Both very helpful! I get it. So it's the number of components of the wavefunction.

Now since you got that one so quickly , I guess that brings up another question -- is there a first-order equation that describes spin-0 particles? It seems equally weird to me that the formal square root of the K-G equation describes only multi-component fields. I totally get that the way the Dirac equation achieves that square root necessitates that it operate on a multi-component field, but it still seems like there should be some other way.

And while we're at it, by analogy with putting multi-component wavefunctions into the K-G equation, does the Dirac equation also then describe higher-spin fields, e.g. with a higher-dimensional representation of the Dirac matrices? I realize that there's no lower-dimensional representation that would let you do scalars (since scalars commute), so I guess this is sort of a companion to the prior question.

 

[dextercioby]

I find it difficult to summerize, but the issues raised in your post find an answer in the wonderful book by Fushchych & Nikitin <The symmetries of equations of Quantum Mechanics>, especially Chapter 2, Sections 6 & 8, anyway from page 75 onwards.

Ammendment to post 2: Even spin 2 can be brought to KG form (but necessarily with mass 0), as the field equations for gravitational waves prove it.

 

[jjustinn]

I find it difficult to summerize, but the issues raised in your post find an answer in the wonderful book by Fushchych & Nikitin <The symmetries of equations of Quantum Mechanics>, especially Chapter 2, Sections 6 & 8, anyway from page 75 onwards.

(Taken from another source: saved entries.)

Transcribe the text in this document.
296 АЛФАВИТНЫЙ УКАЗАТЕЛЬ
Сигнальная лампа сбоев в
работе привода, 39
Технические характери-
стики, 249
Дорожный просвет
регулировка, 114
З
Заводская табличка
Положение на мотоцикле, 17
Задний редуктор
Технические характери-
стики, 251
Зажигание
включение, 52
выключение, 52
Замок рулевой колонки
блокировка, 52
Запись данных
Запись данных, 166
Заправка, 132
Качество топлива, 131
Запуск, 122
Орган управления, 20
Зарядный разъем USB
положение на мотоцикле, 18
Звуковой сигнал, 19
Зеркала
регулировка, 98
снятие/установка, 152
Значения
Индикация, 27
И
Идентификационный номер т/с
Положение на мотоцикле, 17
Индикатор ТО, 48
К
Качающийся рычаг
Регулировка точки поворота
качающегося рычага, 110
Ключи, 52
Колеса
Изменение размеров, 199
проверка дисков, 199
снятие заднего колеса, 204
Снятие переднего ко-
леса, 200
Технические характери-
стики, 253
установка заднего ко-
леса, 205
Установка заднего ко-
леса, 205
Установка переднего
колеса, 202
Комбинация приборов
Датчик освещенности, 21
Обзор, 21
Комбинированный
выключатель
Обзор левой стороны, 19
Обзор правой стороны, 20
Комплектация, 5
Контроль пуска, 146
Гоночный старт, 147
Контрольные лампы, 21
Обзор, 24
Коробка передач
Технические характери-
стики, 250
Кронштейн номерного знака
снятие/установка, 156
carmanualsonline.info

Awesome, thanks for the recommend. I just got some Amazon credit, so if it's as interesting as it sounds I'll probably be flipping through it soon.

Correction: Looks like it's out-of-print, and no one is selling for any price on Amazon. sigh.

Ammendment to post 2: Even spin 2 can be brought to KG form (but necessarily with mass 0), as the field equations for gravitational waves prove it.

The way I read the post (and my gut feeling since it seems to be a simple re-statement of the relativistic kinetic energy relation) I took it to mean that anything would need to satisfy the Klein-Gordon equation, since not doing so would mean violation of relativity (off-shell virtual quanta or whatever obviously excluded -- though the reasons for that are well over my head).

 

[dextercioby]

[...]The way I read the post (and my gut feeling since it seems to be a simple re-statement of the relativistic kinetic energy relation) I took it to mean that anything would need to satisfy the Klein-Gordon equation, since not doing so would mean violation of relativity (off-shell virtual quanta or whatever obviously excluded -- though the reasons for that are well over my head).

That is the right understanding, indeed. Poincare invariant field equations obey special relativity principles.